Gałązki różnych krzaków zaczepiały o jej krótkie futro, zsypując śnieżne czapy. Biały puch leżał wszędzie, w niektórych miejscach uczennica tonęła w nim po szyję. Im dalej od obozu, tym więcej śniegu. W końcu wspięła się na jakąś sosnę czy inne drzewo, rozglądając się za jakimś znakiem rozpoznawczym.
Gdyby mogła, pacnęłaby się łapą w czoło. To przecież oczywiste, że klany nie oznaczają swoich granic w ten sposób, by było je widać. W dodatku i tak by niczego nie zobaczyła, iglaste gałęzie zasłaniały jej widok.
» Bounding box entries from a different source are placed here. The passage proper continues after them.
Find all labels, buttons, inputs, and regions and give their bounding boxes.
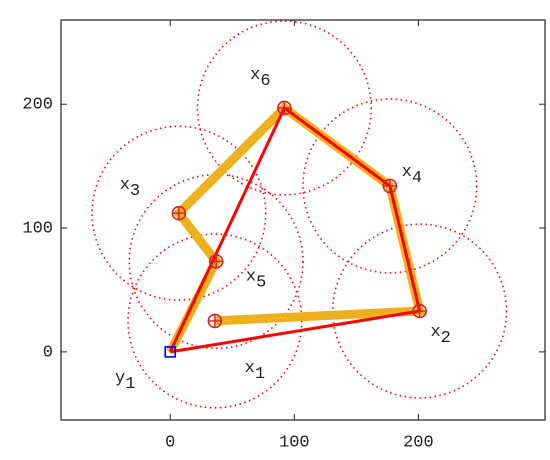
- node-plus: [208, 314, 222, 328]
- x-tick-label: 200: [403, 433, 434, 452]
- anchor-marker: [164, 346, 177, 358]
- node-label: x6: [250, 66, 270, 91]
- label-sub: 6: [260, 72, 270, 91]
- node-label: x5: [246, 268, 266, 293]
- label-main: x: [120, 177, 130, 196]
- x-tick-label: 100: [279, 433, 310, 452]
- label-main: x: [430, 324, 440, 343]
- node-label: x3: [120, 177, 140, 202]
- range-circle: [302, 98, 478, 274]
- label-main: y: [115, 369, 125, 388]
- label-main: x: [246, 268, 256, 287]
- label-sub: 3: [130, 183, 140, 202]
- y-tick-label: 0: [43, 343, 53, 362]
- y-tick-label: 100: [22, 220, 53, 239]
- node-label: x4: [402, 163, 422, 188]
- range-circle: [196, 20, 373, 196]
- node-label: y1: [115, 369, 135, 394]
- label-sub: 1: [255, 365, 265, 384]
- node-label: x1: [245, 359, 265, 384]
- label-sub: 2: [441, 330, 451, 349]
- node-plus: [383, 179, 397, 193]
- x-tick-label: 0: [165, 433, 175, 452]
- node-plus: [172, 206, 186, 220]
- label-main: x: [402, 163, 412, 182]
- label-sub: 1: [125, 375, 135, 394]
- label-main: x: [250, 66, 260, 85]
- node-plus: [277, 101, 291, 115]
- range-circle: [331, 223, 508, 399]
- range-circle: [91, 125, 267, 301]
- label-main: x: [245, 359, 255, 378]
- label-sub: 4: [412, 169, 422, 188]
- plot-area: [60, 19, 546, 421]
- node-plus: [209, 254, 223, 268]
- node-label: x2: [430, 324, 450, 349]
- node-plus: [413, 304, 427, 318]
- label-sub: 5: [256, 274, 266, 293]
- range-circle: [128, 173, 304, 350]
- y-tick-label: 200: [22, 96, 53, 115]
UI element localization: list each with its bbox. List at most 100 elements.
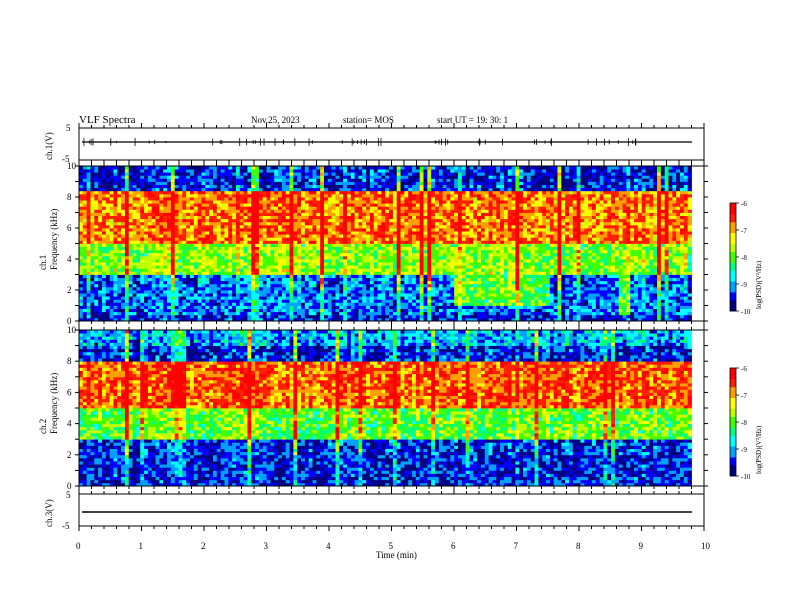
spectrogram-cell	[178, 252, 183, 257]
spectrogram-cell	[327, 178, 333, 182]
spectrogram-cell	[124, 296, 130, 300]
spectrogram-cell	[327, 184, 333, 189]
spectrogram-cell	[404, 181, 409, 185]
spectrogram-cell	[442, 187, 447, 192]
spectrogram-cell	[113, 203, 118, 207]
spectrogram-cell	[190, 252, 195, 257]
spectrogram-cell	[147, 203, 153, 207]
spectrogram-cell	[220, 190, 225, 195]
spectrogram-cell	[366, 228, 371, 232]
spectrogram-cell	[446, 215, 451, 220]
spectrogram-cell	[427, 302, 432, 306]
spectrogram-cell	[228, 181, 233, 185]
spectrogram-cell	[174, 308, 179, 313]
spectrogram-cell	[404, 255, 409, 260]
spectrogram-cell	[262, 184, 267, 189]
spectrogram-cell	[412, 259, 417, 263]
spectrogram-cell	[79, 280, 84, 285]
spectrogram-cell	[193, 172, 199, 176]
spectrogram-cell	[281, 243, 287, 247]
spectrogram-cell	[144, 305, 149, 309]
spectrogram-cell	[281, 293, 287, 297]
spectrogram-cell	[140, 203, 145, 207]
spectrogram-cell	[124, 200, 130, 204]
spectrogram-cell	[304, 271, 310, 275]
spectrogram-cell	[446, 221, 451, 226]
spectrogram-cell	[159, 286, 164, 291]
spectrogram-cell	[358, 193, 363, 198]
spectrogram-cell	[331, 252, 336, 257]
spectrogram-cell	[308, 224, 313, 229]
spectrogram-cell	[427, 259, 432, 263]
spectrogram-cell	[197, 259, 202, 263]
spectrogram-cell	[450, 274, 455, 278]
spectrogram-cell	[304, 231, 310, 235]
spectrogram-cell	[82, 293, 88, 297]
spectrogram-cell	[155, 181, 160, 185]
spectrogram-cell	[167, 314, 172, 319]
spectrogram-cell	[312, 302, 317, 306]
spectrogram-cell	[121, 311, 126, 316]
spectrogram-cell	[316, 305, 321, 309]
spectrogram-cell	[419, 206, 424, 210]
spectrogram-cell	[228, 268, 233, 272]
spectrogram-cell	[255, 280, 260, 285]
spectrogram-cell	[90, 249, 95, 254]
spectrogram-cell	[262, 308, 267, 313]
spectrogram-cell	[324, 314, 329, 319]
spectrogram-cell	[124, 206, 130, 210]
spectrogram-cell	[446, 271, 451, 275]
spectrogram-cell	[193, 311, 199, 316]
spectrogram-cell	[205, 246, 210, 251]
spectrogram-cell	[442, 234, 447, 238]
spectrogram-cell	[109, 203, 114, 207]
spectrogram-cell	[136, 265, 141, 269]
spectrogram-cell	[216, 308, 222, 313]
spectrogram-cell	[301, 178, 306, 182]
spectrogram-cell	[163, 231, 168, 235]
spectrogram-cell	[392, 262, 398, 266]
spectrogram-cell	[389, 206, 394, 210]
spectrogram-cell	[346, 187, 352, 192]
spectrogram-cell	[408, 172, 413, 176]
spectrogram-cell	[396, 302, 401, 306]
spectrogram-cell	[419, 190, 424, 195]
spectrogram-cell	[262, 221, 267, 226]
spectrogram-cell	[117, 172, 122, 176]
spectrogram-cell	[419, 290, 424, 294]
spectrogram-cell	[431, 197, 436, 201]
spectrogram-cell	[339, 308, 344, 313]
spectrogram-cell	[293, 305, 298, 309]
spectrogram-cell	[266, 218, 271, 223]
spectrogram-cell	[212, 200, 218, 204]
spectrogram-cell	[438, 246, 444, 251]
spectrogram-cell	[216, 197, 222, 201]
spectrogram-cell	[255, 215, 260, 220]
spectrogram-cell	[117, 262, 122, 266]
spectrogram-cell	[381, 234, 386, 238]
spectrogram-cell	[266, 200, 271, 204]
spectrogram-cell	[343, 200, 348, 204]
spectrogram-cell	[293, 243, 298, 247]
spectrogram-cell	[79, 265, 84, 269]
spectrogram-cell	[320, 299, 325, 303]
spectrogram-cell	[438, 190, 444, 195]
spectrogram-cell	[293, 206, 298, 210]
spectrogram-cell	[450, 228, 455, 232]
spectrogram-cell	[243, 206, 248, 210]
spectrogram-cell	[174, 311, 179, 316]
spectrogram-cell	[346, 255, 352, 260]
spectrogram-cell	[301, 299, 306, 303]
spectrogram-cell	[392, 246, 398, 251]
spectrogram-cell	[327, 265, 333, 269]
spectrogram-cell	[297, 190, 302, 195]
spectrogram-cell	[224, 193, 229, 198]
spectrogram-cell	[121, 221, 126, 226]
spectrogram-cell	[354, 172, 359, 176]
spectrogram-cell	[358, 305, 363, 309]
spectrogram-cell	[239, 221, 245, 226]
spectrogram-cell	[327, 224, 333, 229]
spectrogram-cell	[408, 311, 413, 316]
spectrogram-cell	[362, 280, 367, 285]
spectrogram-cell	[366, 265, 371, 269]
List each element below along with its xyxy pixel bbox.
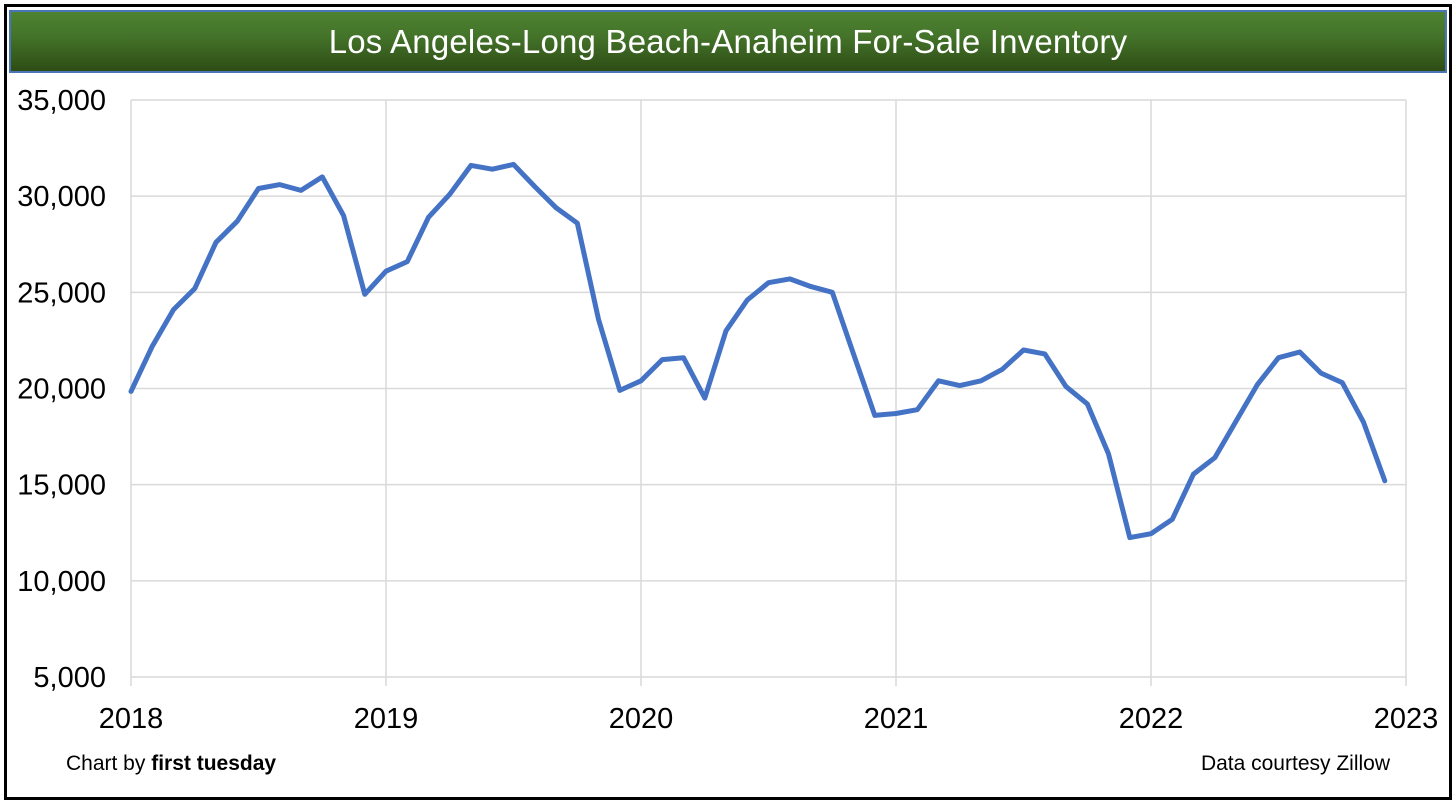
x-axis-tick-label: 2022	[1119, 703, 1184, 735]
y-axis-tick-label: 10,000	[17, 566, 106, 598]
x-axis-tick-label: 2021	[864, 703, 929, 735]
y-axis-tick-label: 30,000	[17, 181, 106, 213]
chart-title: Los Angeles-Long Beach-Anaheim For-Sale …	[328, 22, 1128, 60]
y-axis-tick-label: 5,000	[33, 662, 106, 694]
chart-title-bar: Los Angeles-Long Beach-Anaheim For-Sale …	[9, 10, 1447, 73]
y-axis-tick-label: 25,000	[17, 277, 106, 309]
inventory-series-line	[128, 161, 1388, 541]
y-axis-tick-label: 15,000	[17, 470, 106, 502]
x-axis-tick-label: 2019	[354, 703, 419, 735]
footer-credit-brand: first tuesday	[151, 752, 277, 775]
y-axis-tick-label: 20,000	[17, 374, 106, 406]
chart-footer: Chart by first tuesday Data courtesy Zil…	[66, 752, 1390, 776]
x-axis-tick-label: 2018	[99, 703, 164, 735]
footer-credit-prefix: Chart by	[66, 752, 152, 775]
page-border-frame	[4, 4, 1452, 800]
footer-credit-left: Chart by first tuesday	[66, 752, 276, 776]
footer-credit-right: Data courtesy Zillow	[1200, 752, 1390, 775]
x-axis-tick-label: 2020	[609, 703, 674, 735]
y-axis-tick-label: 35,000	[17, 85, 106, 117]
x-axis-tick-label: 2023	[1374, 703, 1439, 735]
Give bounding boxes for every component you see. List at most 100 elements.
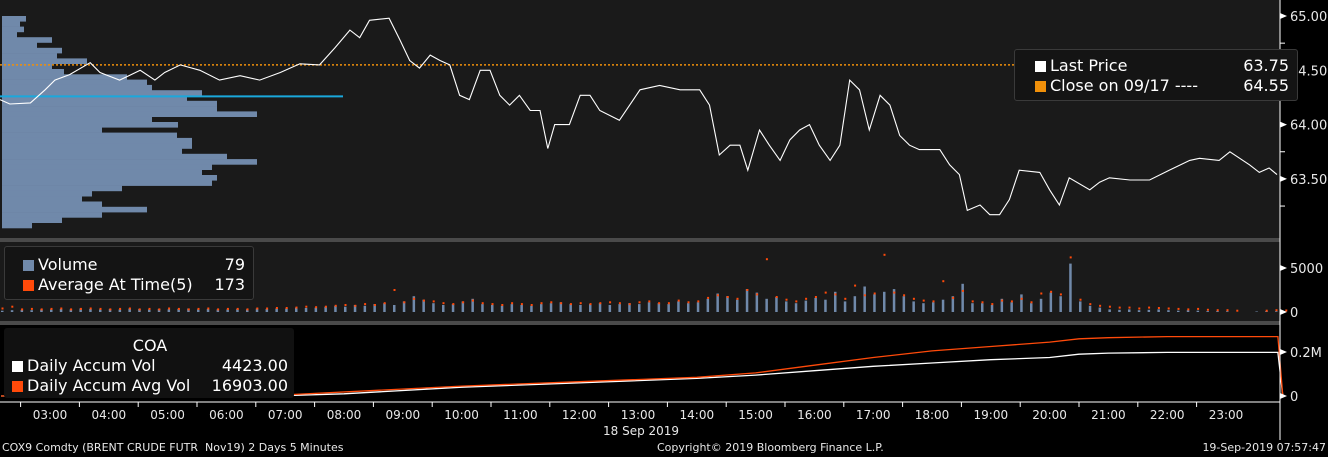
legend-label: Volume [38, 255, 98, 274]
average-dot [432, 300, 435, 303]
volume-bar [745, 289, 749, 312]
profile-bar [2, 79, 147, 86]
volume-bar [520, 305, 523, 312]
average-dot [1030, 301, 1033, 304]
x-tick-label: 18:00 [915, 408, 950, 422]
average-dot [1079, 298, 1082, 301]
profile-bar [2, 196, 82, 202]
legend-item-accum-avg-vol[interactable]: Daily Accum Avg Vol 16903.00 [12, 376, 288, 396]
average-dot [1020, 297, 1023, 300]
average-dot [334, 304, 337, 307]
volume-bar [128, 308, 131, 312]
legend-item-last-price[interactable]: Last Price 63.75 [1035, 56, 1289, 76]
profile-bar [2, 143, 192, 149]
x-tick-label: 11:00 [503, 408, 538, 422]
profile-bar [2, 201, 102, 208]
volume-bar [510, 304, 514, 312]
volume-bar [1177, 310, 1180, 312]
legend-item-accum-vol[interactable]: Daily Accum Vol 4423.00 [12, 356, 288, 376]
volume-bar [353, 305, 357, 312]
average-dot [981, 301, 984, 304]
volume-bar [1118, 309, 1121, 312]
average-dot [1001, 299, 1004, 302]
average-dot [560, 302, 563, 305]
x-tick-label: 19:00 [974, 408, 1009, 422]
average-dot [1275, 309, 1278, 312]
profile-bar [2, 116, 152, 123]
volume-bar [1030, 303, 1033, 312]
y-tick-label: 0 [1290, 390, 1298, 405]
average-dot [638, 301, 641, 304]
panel-divider[interactable] [0, 238, 1280, 242]
average-dot [687, 301, 690, 304]
average-dot [1157, 307, 1160, 309]
profile-bar [2, 153, 227, 160]
panel-divider[interactable] [0, 321, 1280, 325]
average-dot [736, 297, 739, 300]
legend-item-average[interactable]: Average At Time(5) 173 [23, 275, 245, 295]
volume-bar [981, 303, 984, 312]
axes: 65.00 64.50 64.00 63.50 5000 0 0.2M 0 03:00 04:00… [0, 0, 1327, 440]
profile-bar [2, 69, 64, 75]
volume-bar [1108, 309, 1111, 312]
volume-bar [687, 303, 690, 312]
average-dot [197, 307, 200, 310]
legend-item-volume[interactable]: Volume 79 [23, 255, 245, 275]
average-dot [667, 302, 670, 305]
volume-bar [148, 309, 151, 312]
volume-bar [902, 296, 906, 312]
y-tick [1280, 175, 1287, 182]
average-dot [540, 302, 543, 305]
average-dot [1, 307, 4, 310]
volume-bar [471, 298, 474, 312]
x-tick-label: 21:00 [1091, 408, 1126, 422]
legend-item-close[interactable]: Close on 09/17 ---- 64.55 [1035, 76, 1289, 96]
volume-bar [197, 309, 200, 312]
volume-bar [481, 304, 484, 312]
average-dot [971, 300, 974, 303]
average-dot [501, 304, 504, 306]
volume-bar [236, 308, 239, 312]
average-dot [1187, 308, 1190, 311]
volume-bar [892, 289, 896, 312]
volume-bar [451, 304, 455, 312]
volume-bar [373, 304, 376, 312]
y-tick-label: 65.00 [1290, 10, 1327, 25]
average-dot [177, 307, 180, 310]
average-dot [452, 303, 455, 306]
profile-bar [2, 169, 202, 176]
x-tick-label: 17:00 [856, 408, 891, 422]
x-tick-label: 16:00 [797, 408, 832, 422]
average-dot [511, 302, 514, 305]
average-dot [148, 307, 151, 310]
volume-bar [344, 306, 347, 312]
legend-value: 4423.00 [221, 356, 288, 375]
volume-bar [755, 292, 759, 312]
average-dot [21, 308, 24, 311]
profile-bar [2, 148, 182, 155]
legend-swatch [23, 279, 34, 291]
legend-value: 173 [214, 275, 245, 294]
volume-bar [853, 296, 857, 312]
average-dot [785, 298, 788, 301]
average-dot [324, 305, 327, 308]
profile-bar [2, 175, 217, 181]
profile-bar [2, 37, 52, 43]
average-dot [383, 302, 386, 305]
volume-bar [1186, 310, 1190, 312]
average-dot [275, 307, 278, 309]
average-dot [471, 299, 474, 302]
volume-bar [1137, 310, 1141, 312]
average-dot [344, 304, 347, 306]
volume-bar [540, 304, 543, 312]
volume-bar [765, 298, 768, 312]
volume-bar [1275, 311, 1278, 312]
average-dot [1177, 307, 1180, 310]
volume-bar [157, 308, 161, 312]
volume-bar [569, 304, 572, 312]
average-dot [814, 296, 817, 298]
average-dot [912, 297, 915, 300]
volume-bar [1000, 298, 1004, 312]
accum-legend: COA Daily Accum Vol 4423.00 Daily Accum A… [4, 328, 294, 398]
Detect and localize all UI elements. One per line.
Z poczuciem swojego własnego idiotyzmu zeskoczyła na ziemię.
Kręciła się jeszcze po okolicy przez jakiś czas, po czym stwierdziła, że w ten sposób nic nie wskóra. Wpełzła pod jakiś krzew, oczyszczając ziemię z warstwy puchu. Ułożyła się tam najwygodniej jak się dało, jednakże nadal czuła wbijające się w jej boki korzenie.
Gdzieś po niebie przeleciał samotny wróbel, przypominając jej o Wróblowym Skrzydle. Czarna koteczka pokręciła nosem z niesmakiem i irytacją. Jakim cudem ten ciamajda został mianowany szybciej od niej?!
Jednak w innym klanie nie będzie musiała się tym przejmować. Będzie daleko od rodziny, ojciec nie będzie się wtrącać w jej życie prywatne, brat nie będzie jej irytować, a wspomnienia w postaci Słonecznej Myśli czy natrętności Lodowatej Łapy ulecą szybciej.
Jednak... Nie wzięła pod uwagę tęsknoty. Tęsknoty za treningami z - wkurzającą - Północnym Mrozem, za ''naukami'' Rozkwitającego Pąku. Za dziećmi przybranej kuzynki, których i tak nie miała czasu poznać.
Nim zdążyła zauważyć, zasnęła.
- Pięknie. - warknęła cicho, wypełzając z pod krzewu.
Czuła głód, ostatnim razem jadła poprzedniego ranka. Przypadła do ziemi, węsząc.
Ku uldze czarnej, szczęście jej sprzyjało i po niedługim czasie złapała chudą mysz.